Command Palette
Search for a command to run...
Stream-R1: Reliability-Perplexity Aware Reward Distillation for Streaming Video Generation
Stream-R1: Reliability-Perplexity Aware Reward Distillation for Streaming Video Generation
Bin Wu Mengqi Huang Shaojin Wu Weinan Jia Yuxin Wang Zhendong Mao Yongdong Zhang
Abstract
Distillation-based acceleration has become foundational for making autoregressive streaming video diffusion models practical, with distribution matching distillation (DMD) as the de facto choice. Existing methods, however, train the student to match the teacher's output indiscriminately, treating every rollout, frame, and pixel as equally reliable supervision. We argue that this caps distilled quality, since it overlooks two complementary axes of variance in DMD supervision: Inter-Reliability across student rollouts whose supervision varies in reliability, and Intra-Perplexity across spatial regions and temporal frames that contribute unequally to where quality can still be improved. The objective thus conflates two questions under a uniform weight: whether to learn from each rollout, and where to concentrate optimization within it.
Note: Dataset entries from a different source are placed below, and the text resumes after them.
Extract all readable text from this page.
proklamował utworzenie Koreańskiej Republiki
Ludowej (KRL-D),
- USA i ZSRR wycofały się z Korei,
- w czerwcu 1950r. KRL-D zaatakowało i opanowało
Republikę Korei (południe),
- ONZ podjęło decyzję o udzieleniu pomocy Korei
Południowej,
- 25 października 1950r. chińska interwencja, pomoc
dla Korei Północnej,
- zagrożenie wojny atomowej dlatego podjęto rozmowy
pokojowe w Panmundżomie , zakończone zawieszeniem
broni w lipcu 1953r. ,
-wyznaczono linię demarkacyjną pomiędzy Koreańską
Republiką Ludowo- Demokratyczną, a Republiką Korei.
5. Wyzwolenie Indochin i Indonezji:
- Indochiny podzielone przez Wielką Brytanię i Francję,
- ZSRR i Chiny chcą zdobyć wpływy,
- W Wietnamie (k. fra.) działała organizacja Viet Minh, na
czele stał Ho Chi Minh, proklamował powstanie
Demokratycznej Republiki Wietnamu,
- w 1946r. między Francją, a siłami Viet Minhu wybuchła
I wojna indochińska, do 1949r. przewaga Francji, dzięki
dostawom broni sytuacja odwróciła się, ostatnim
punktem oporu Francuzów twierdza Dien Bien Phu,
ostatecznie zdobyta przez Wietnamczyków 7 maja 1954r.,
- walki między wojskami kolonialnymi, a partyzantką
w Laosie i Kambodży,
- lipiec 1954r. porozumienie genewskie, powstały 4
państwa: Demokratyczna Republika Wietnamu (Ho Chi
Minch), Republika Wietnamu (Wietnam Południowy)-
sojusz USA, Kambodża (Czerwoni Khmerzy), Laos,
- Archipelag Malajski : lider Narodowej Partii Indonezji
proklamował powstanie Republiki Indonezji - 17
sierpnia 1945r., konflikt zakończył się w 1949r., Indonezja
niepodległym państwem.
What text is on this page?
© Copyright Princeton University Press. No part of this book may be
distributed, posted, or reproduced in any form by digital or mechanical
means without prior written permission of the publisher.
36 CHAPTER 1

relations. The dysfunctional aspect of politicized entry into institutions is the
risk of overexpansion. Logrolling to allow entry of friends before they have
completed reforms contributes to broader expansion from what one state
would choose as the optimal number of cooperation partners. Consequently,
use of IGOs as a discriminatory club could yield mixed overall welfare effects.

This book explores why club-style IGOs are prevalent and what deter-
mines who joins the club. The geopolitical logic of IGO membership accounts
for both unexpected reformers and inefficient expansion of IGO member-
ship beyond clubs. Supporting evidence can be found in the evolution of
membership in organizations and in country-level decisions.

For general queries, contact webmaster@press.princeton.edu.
To address this, we propose Stream-R1, a Reliability-Perplexity Aware Reward Distillation framework that adaptively reweights the distillation objective at both rollout and spatiotemporal-element levels through a single shared reward-guided mechanism. At the Inter-Reliability level, Stream-R1 rescales each rollout's loss by an exponential of a pretrained video reward score, so that rollouts with reliable supervision dominate optimization. At the Intra-Perplexity level, it back-propagates the same reward model to extract per-pixel gradient saliency, which is factored into spatial and temporal weights that concentrate optimization pressure on regions and frames where refinement yields the largest expected gain. An adaptive balancing mechanism prevents any single quality axis from dominating across visual quality, motion quality, and text alignment. Stream-R1 attains consistent improvements on all three dimensions over distillation baselines on standard streaming video generation benchmarks, without architectural modification or additional inference cost.
One-sentence Summary
The authors propose Stream-R1, a Reliability-Perplexity Aware Reward Distillation framework for autoregressive streaming video diffusion models that employs a single shared reward-guided mechanism to adaptively reweight the distillation objective at both rollout and spatiotemporal-element levels, addressing inter-reliability and intra-perplexity variances overlooked by existing indiscriminative distribution matching distillation methods.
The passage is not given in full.